At the time of the 1908 Olympics, London was the largest city in the world, sitting at the heart of the largest empire in history; an empire on which the sun literally never set.
Its population had increased sixfold over the previous century, from 1m to 6m. The mood of general confidence as to its future was summed up by the geographer Halford Mackinder, who concluded that “we can hardly foresee any causes, apart from the decay of Britain itself, which shall lead to a
failure... of London”.
The importance of the British Empire to London’s status was written into the very street names of its expanding suburbs: Rhodesia Road in Lambeth; Abyssinia Close in Wandsworth; Ceylon Road in Kensington. It had more shipyards than anywhere else in the world and half a million worked at the docks or in other import-related occupations. As in 2012, the conspicuous consumption of a wealthy elite generated a cottage economy and still more demand for labour: Harrods Knightsbridge, The Ritz and Selfridges opened in 1905, 1906 and 1907 respectively.

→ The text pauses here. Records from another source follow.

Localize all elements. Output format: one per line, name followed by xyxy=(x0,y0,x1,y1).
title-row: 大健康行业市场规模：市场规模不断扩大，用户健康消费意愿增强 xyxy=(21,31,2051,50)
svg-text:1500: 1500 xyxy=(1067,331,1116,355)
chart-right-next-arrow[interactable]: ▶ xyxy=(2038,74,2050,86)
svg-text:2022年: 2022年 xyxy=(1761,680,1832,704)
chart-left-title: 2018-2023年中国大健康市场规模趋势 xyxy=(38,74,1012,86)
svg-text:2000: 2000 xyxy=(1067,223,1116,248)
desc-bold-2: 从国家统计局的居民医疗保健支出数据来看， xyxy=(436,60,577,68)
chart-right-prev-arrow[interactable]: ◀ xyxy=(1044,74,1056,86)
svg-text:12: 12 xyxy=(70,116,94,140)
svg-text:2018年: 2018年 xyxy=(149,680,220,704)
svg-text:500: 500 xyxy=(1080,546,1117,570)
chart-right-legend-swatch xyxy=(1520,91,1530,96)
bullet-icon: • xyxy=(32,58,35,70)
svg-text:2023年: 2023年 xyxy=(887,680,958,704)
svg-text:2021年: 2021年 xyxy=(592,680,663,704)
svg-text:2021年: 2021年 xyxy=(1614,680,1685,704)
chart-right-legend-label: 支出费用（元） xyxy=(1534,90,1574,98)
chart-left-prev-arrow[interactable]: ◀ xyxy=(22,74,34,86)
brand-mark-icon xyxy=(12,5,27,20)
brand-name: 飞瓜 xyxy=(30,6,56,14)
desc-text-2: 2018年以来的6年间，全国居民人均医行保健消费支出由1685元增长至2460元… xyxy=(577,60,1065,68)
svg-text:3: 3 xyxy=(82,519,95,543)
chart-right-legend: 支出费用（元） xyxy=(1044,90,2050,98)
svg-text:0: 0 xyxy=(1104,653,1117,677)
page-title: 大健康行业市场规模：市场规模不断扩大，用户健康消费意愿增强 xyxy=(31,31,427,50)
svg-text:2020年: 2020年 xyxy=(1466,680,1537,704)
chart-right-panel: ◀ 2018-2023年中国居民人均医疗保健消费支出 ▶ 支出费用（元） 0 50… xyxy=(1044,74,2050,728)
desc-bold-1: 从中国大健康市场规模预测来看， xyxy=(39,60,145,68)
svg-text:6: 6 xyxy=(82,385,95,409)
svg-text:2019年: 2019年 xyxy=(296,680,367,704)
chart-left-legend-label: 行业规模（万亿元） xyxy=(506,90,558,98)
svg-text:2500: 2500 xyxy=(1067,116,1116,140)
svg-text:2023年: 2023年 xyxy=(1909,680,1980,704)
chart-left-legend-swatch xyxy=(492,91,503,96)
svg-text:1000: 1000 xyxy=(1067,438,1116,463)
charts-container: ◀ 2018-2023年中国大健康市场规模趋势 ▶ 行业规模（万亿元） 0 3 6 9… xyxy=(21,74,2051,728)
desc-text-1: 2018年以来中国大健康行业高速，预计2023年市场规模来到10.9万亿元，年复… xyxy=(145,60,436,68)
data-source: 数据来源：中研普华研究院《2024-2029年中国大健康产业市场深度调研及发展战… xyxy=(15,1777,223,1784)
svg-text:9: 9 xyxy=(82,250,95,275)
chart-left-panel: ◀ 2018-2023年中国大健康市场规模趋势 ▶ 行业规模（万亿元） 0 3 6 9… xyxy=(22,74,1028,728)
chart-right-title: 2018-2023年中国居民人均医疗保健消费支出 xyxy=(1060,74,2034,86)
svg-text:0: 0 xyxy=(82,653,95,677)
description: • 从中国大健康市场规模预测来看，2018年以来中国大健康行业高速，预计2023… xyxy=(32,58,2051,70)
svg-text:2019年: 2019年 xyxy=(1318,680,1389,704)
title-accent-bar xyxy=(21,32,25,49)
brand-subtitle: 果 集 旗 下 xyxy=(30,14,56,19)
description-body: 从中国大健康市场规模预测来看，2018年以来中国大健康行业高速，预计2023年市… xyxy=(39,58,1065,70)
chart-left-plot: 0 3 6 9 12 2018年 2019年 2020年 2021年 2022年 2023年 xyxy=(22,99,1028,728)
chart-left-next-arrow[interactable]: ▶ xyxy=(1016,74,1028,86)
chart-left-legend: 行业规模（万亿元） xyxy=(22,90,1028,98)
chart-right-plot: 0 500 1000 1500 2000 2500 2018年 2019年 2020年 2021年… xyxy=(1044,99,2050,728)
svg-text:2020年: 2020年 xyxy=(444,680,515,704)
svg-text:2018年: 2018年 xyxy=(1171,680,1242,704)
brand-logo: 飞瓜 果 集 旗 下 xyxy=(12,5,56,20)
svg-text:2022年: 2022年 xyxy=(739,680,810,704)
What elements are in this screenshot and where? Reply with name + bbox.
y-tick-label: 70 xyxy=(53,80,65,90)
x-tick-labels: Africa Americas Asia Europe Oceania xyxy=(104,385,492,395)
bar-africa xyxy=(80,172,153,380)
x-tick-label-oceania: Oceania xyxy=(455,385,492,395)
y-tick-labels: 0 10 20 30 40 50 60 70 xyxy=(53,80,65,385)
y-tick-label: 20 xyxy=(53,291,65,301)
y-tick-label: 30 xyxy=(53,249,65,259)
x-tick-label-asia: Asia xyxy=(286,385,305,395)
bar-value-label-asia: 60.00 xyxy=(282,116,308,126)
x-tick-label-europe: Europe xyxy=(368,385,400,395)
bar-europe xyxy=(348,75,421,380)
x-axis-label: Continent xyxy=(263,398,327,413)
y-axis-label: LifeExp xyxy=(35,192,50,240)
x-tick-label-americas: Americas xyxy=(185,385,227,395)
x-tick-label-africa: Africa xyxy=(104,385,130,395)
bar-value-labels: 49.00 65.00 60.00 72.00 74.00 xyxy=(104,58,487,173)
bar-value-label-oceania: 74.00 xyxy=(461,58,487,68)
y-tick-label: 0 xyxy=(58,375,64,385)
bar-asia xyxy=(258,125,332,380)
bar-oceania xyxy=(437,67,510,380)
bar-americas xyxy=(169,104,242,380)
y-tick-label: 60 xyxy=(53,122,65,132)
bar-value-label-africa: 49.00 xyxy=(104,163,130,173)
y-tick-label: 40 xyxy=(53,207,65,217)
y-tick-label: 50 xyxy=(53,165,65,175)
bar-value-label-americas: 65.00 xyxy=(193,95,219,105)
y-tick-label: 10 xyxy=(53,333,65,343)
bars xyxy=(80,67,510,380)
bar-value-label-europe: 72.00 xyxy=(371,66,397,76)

The late 1940s and early 1950s have been described by Roy Porter as “old London’s Indian summer, when the docks still thrived and the trams sailed majestically through pea-soupers”. But at the time of the 1948 Games, London’s pride had been physically and psychologically dented, by extensive damage to its housing stock during the Blitz, and by the rapid demise of Empire. The first meeting of the UN General Assembly, in February 1946, took place in Westminster Central Hall, but the meeting itself resolved to locate the UN’s headquarters in New York.
Though London has remained among the most prosperous places in the country, its status as the ‘clearing-house of the world’, as Joseph Chamberlain put it, survives only in its financial services industry. Its port infrastructure has been literally displaced by towering bank headquarters in the regenerated docklands of the south east. As in the rest of the UK, many of its traditional manufacturing firms, reliant on imperial trade preferences, went into decline after WWII. Demand for labour is no longer insatiable, and for quality of life, London faces competition from commuter towns. As its population has stagnated, other cities, especially in the developing world, have seen the same rate of growth as London did in the 19th century. Between 1950 and 1965, London was the third-largest city in the world; today it is the thirtieth, overtaken not just by Delhi and Mexico City, but by Lagos, Shenzen and Lima.
From being the largest city in the world in 1908, London is now the thirtieth-biggest. The chart shows the population of the world’s three largest metropolitan areas currently, compared with London, since 1900.
Yet it is hard to imagine an Olympics being held in Chongqing (China), though it has 10m people to London’s 8m. Size, it seems, is not everything, and London’s successful bid for the Games is a reminder that its history, architecture, culture and diversity still count for something.